Why Open-Source Models Are Benefitting From The White House Clampdown
Open-source AI is emerging as a beneficiary of the Trump administration’s recent rapid-fire policy changes towards AI regulation—and of rising costs. Developers and executives have told me that they’ve been burned by building apps on top of closed-source models like Anthropic's Fable 5, only to see the model withdrawn shortly after its release.
Developers are increasingly interested in using more open-source AI, since it’s hard for the government to prevent companies from using open-source models unless those companies do business with the government.

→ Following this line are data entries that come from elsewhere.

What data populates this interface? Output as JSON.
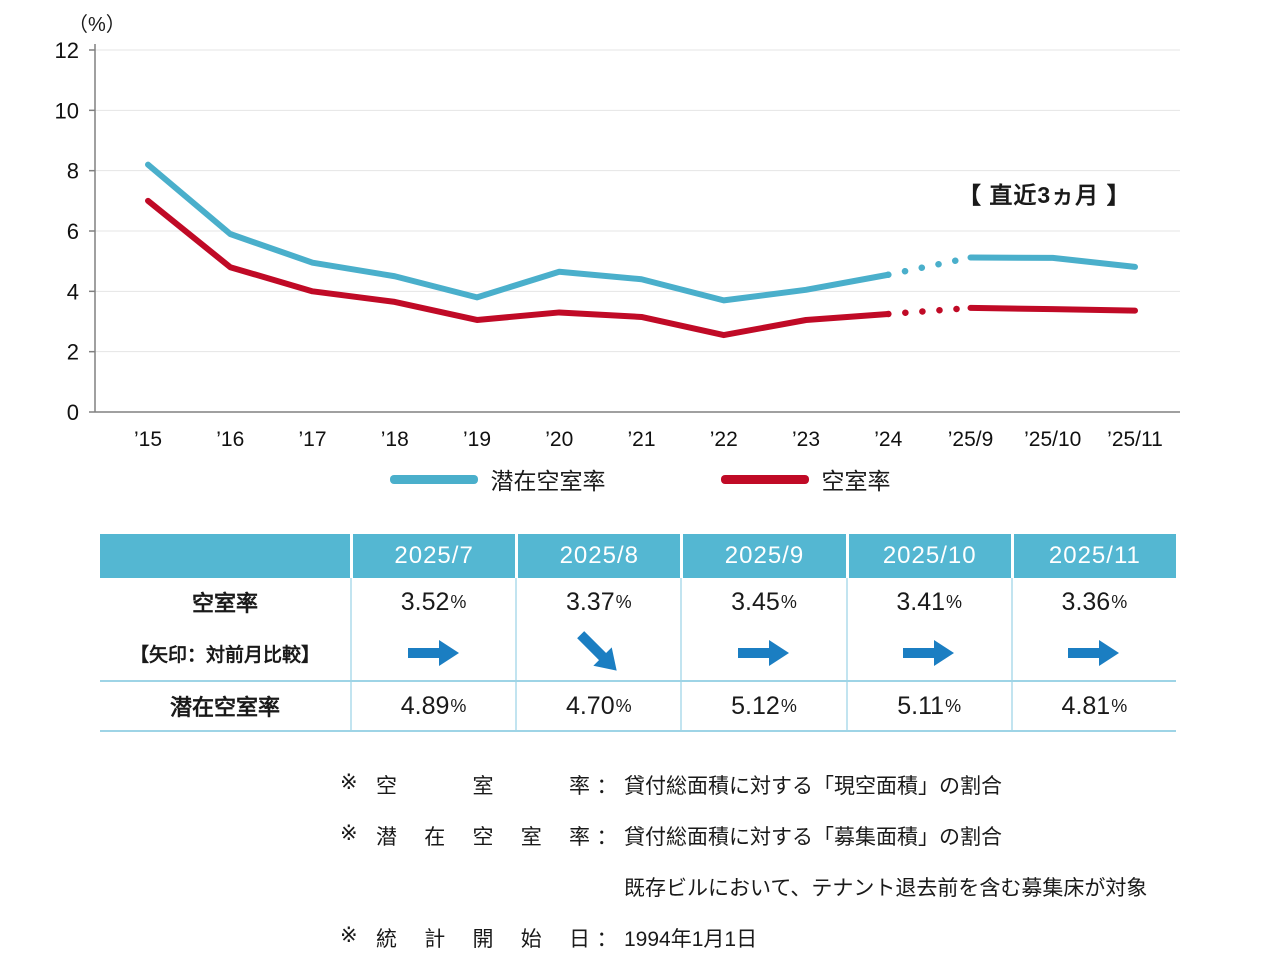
{
  "chart_data": {
    "type": "line",
    "title": "",
    "unit_label": "（%）",
    "annotation": "【 直近3ヵ月 】",
    "categories": [
      "’15",
      "’16",
      "’17",
      "’18",
      "’19",
      "’20",
      "’21",
      "’22",
      "’23",
      "’24",
      "’25/9",
      "’25/10",
      "’25/11"
    ],
    "ylim": [
      0,
      12
    ],
    "yticks": [
      0,
      2,
      4,
      6,
      8,
      10,
      12
    ],
    "grid": true,
    "legend_position": "bottom",
    "dotted_segment_between": [
      9,
      10
    ],
    "series": [
      {
        "name": "潜在空室率",
        "color": "#4AAFCB",
        "values": [
          8.2,
          5.9,
          4.95,
          4.5,
          3.8,
          4.65,
          4.4,
          3.7,
          4.05,
          4.55,
          5.12,
          5.11,
          4.81
        ]
      },
      {
        "name": "空室率",
        "color": "#C00A26",
        "values": [
          7.0,
          4.8,
          4.0,
          3.65,
          3.05,
          3.3,
          3.15,
          2.55,
          3.05,
          3.25,
          3.45,
          3.41,
          3.36
        ]
      }
    ]
  },
  "table": {
    "unit": "%",
    "arrow_color": "#1B7EC2",
    "header": [
      "",
      "2025/7",
      "2025/8",
      "2025/9",
      "2025/10",
      "2025/11"
    ],
    "rows": {
      "vacancy": {
        "label": "空室率",
        "sublabel": "【矢印：対前月比較】",
        "values": [
          "3.52",
          "3.37",
          "3.45",
          "3.41",
          "3.36"
        ],
        "arrows": [
          "right",
          "down-right",
          "right",
          "right",
          "right"
        ]
      },
      "potential": {
        "label": "潜在空室率",
        "values": [
          "4.89",
          "4.70",
          "5.12",
          "5.11",
          "4.81"
        ]
      }
    }
  },
  "footnotes": [
    {
      "marker": "※",
      "term": "空室率",
      "colon": "：",
      "text": "貸付総面積に対する「現空面積」の割合"
    },
    {
      "marker": "※",
      "term": "潜在空室率",
      "colon": "：",
      "text": "貸付総面積に対する「募集面積」の割合",
      "continuation": "既存ビルにおいて、テナント退去前を含む募集床が対象"
    },
    {
      "marker": "※",
      "term": "統計開始日",
      "colon": "：",
      "text": "1994年1月1日"
    }
  ]
}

It’s also cheaper: Coinbase CEO Brian Armstrong tweeted on Friday night that Coinbase was keeping its AI spending flat, despite rising usage, by experimenting with open models like Z.ai’s GLM 5.2 and Moonshot’s Kimi 2.7.

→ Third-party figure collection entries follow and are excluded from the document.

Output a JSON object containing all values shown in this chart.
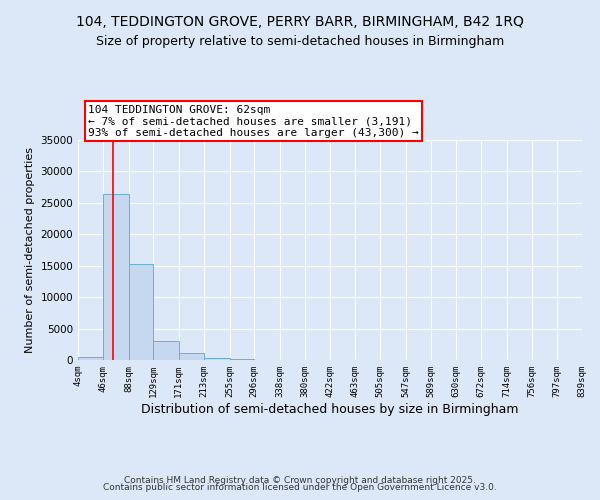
{
  "title": "104, TEDDINGTON GROVE, PERRY BARR, BIRMINGHAM, B42 1RQ",
  "subtitle": "Size of property relative to semi-detached houses in Birmingham",
  "xlabel": "Distribution of semi-detached houses by size in Birmingham",
  "ylabel": "Number of semi-detached properties",
  "bin_edges": [
    4,
    46,
    88,
    129,
    171,
    213,
    255,
    296,
    338,
    380,
    422,
    463,
    505,
    547,
    589,
    630,
    672,
    714,
    756,
    797,
    839
  ],
  "bar_heights": [
    400,
    26400,
    15300,
    3100,
    1150,
    350,
    100,
    0,
    0,
    0,
    0,
    0,
    0,
    0,
    0,
    0,
    0,
    0,
    0,
    0
  ],
  "bar_color": "#c5d8f0",
  "bar_edgecolor": "#6baed6",
  "vline_x": 62,
  "vline_color": "red",
  "annotation_title": "104 TEDDINGTON GROVE: 62sqm",
  "annotation_line2": "← 7% of semi-detached houses are smaller (3,191)",
  "annotation_line3": "93% of semi-detached houses are larger (43,300) →",
  "annotation_box_facecolor": "white",
  "annotation_box_edgecolor": "red",
  "ylim": [
    0,
    35000
  ],
  "yticks": [
    0,
    5000,
    10000,
    15000,
    20000,
    25000,
    30000,
    35000
  ],
  "tick_labels": [
    "4sqm",
    "46sqm",
    "88sqm",
    "129sqm",
    "171sqm",
    "213sqm",
    "255sqm",
    "296sqm",
    "338sqm",
    "380sqm",
    "422sqm",
    "463sqm",
    "505sqm",
    "547sqm",
    "589sqm",
    "630sqm",
    "672sqm",
    "714sqm",
    "756sqm",
    "797sqm",
    "839sqm"
  ],
  "footer1": "Contains HM Land Registry data © Crown copyright and database right 2025.",
  "footer2": "Contains public sector information licensed under the Open Government Licence v3.0.",
  "background_color": "#dce8f8",
  "plot_bg_color": "#dce8f8",
  "title_fontsize": 10,
  "subtitle_fontsize": 9,
  "annotation_fontsize": 8,
  "footer_fontsize": 6.5,
  "ylabel_fontsize": 8,
  "xlabel_fontsize": 9
}
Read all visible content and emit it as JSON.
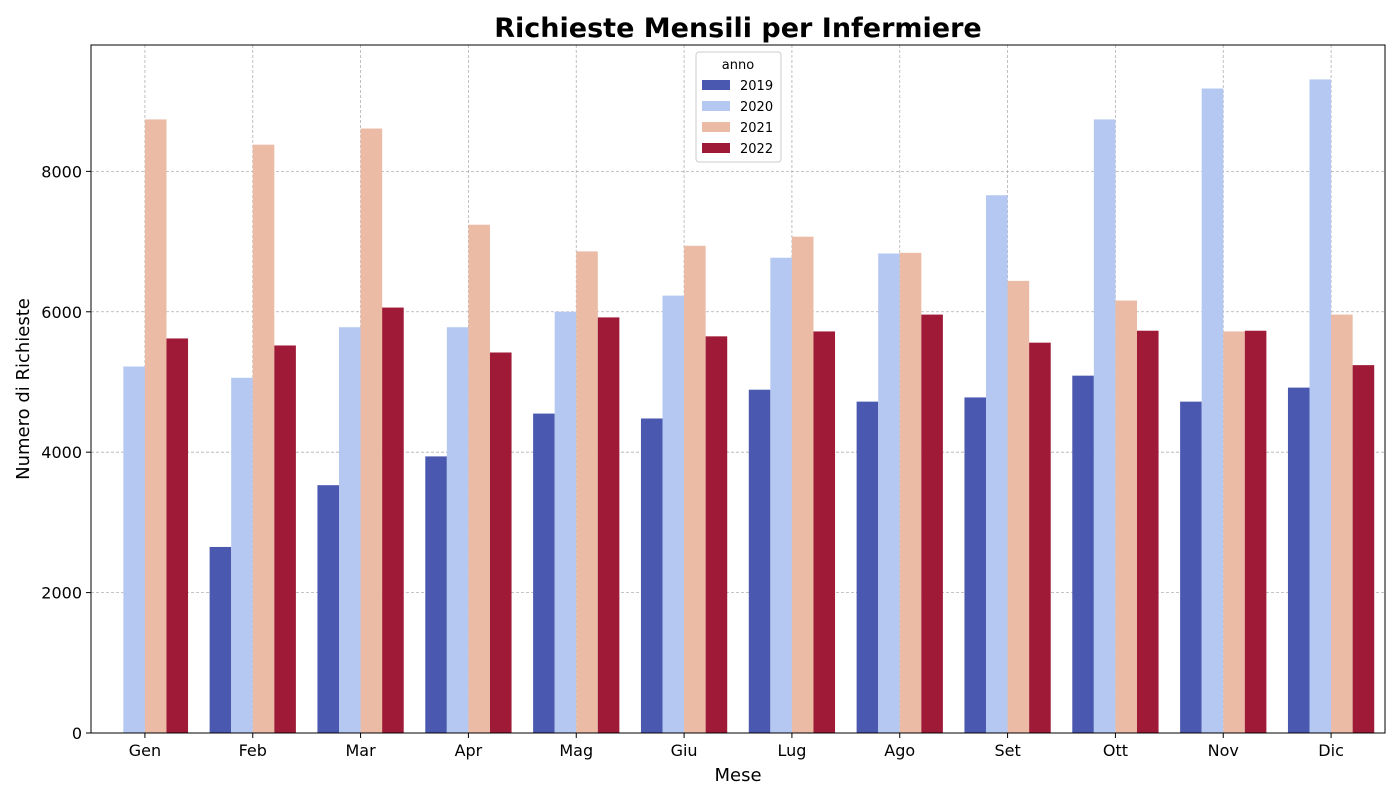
{
  "chart_data": {
    "type": "bar",
    "title": "Richieste Mensili per Infermiere",
    "xlabel": "Mese",
    "ylabel": "Numero di Richieste",
    "categories": [
      "Gen",
      "Feb",
      "Mar",
      "Apr",
      "Mag",
      "Giu",
      "Lug",
      "Ago",
      "Set",
      "Ott",
      "Nov",
      "Dic"
    ],
    "ylim": [
      0,
      9800
    ],
    "yticks": [
      0,
      2000,
      4000,
      6000,
      8000
    ],
    "grid": true,
    "legend": {
      "title": "anno",
      "placement": "top-center"
    },
    "series": [
      {
        "name": "2019",
        "color": "#4a58b0",
        "values": [
          0,
          2650,
          3530,
          3940,
          4550,
          4480,
          4890,
          4720,
          4780,
          5090,
          4720,
          4920
        ]
      },
      {
        "name": "2020",
        "color": "#b4c8f2",
        "values": [
          5220,
          5060,
          5780,
          5780,
          6000,
          6230,
          6770,
          6830,
          7660,
          8740,
          9180,
          9310
        ]
      },
      {
        "name": "2021",
        "color": "#ebbba6",
        "values": [
          8740,
          8380,
          8610,
          7240,
          6860,
          6940,
          7070,
          6840,
          6440,
          6160,
          5720,
          5960
        ]
      },
      {
        "name": "2022",
        "color": "#9e1a36",
        "values": [
          5620,
          5520,
          6060,
          5420,
          5920,
          5650,
          5720,
          5960,
          5560,
          5730,
          5730,
          5240
        ]
      }
    ]
  }
}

While leading open-source models are coming out of China, American open-source AI developers like Reflection AI, which is heavily backed by Nvidia, have been pushing the Trump administration to make less stringent regulations for open-source models because they’re not as advanced as closed-source AI, my colleagues and I have reported. (In this context, the Wall Street Journal report over the weekend that models from companies like Z.ai have matched Anthropic’s Mythos in some cybersecurity capabilities raises the stakes of the discussion.)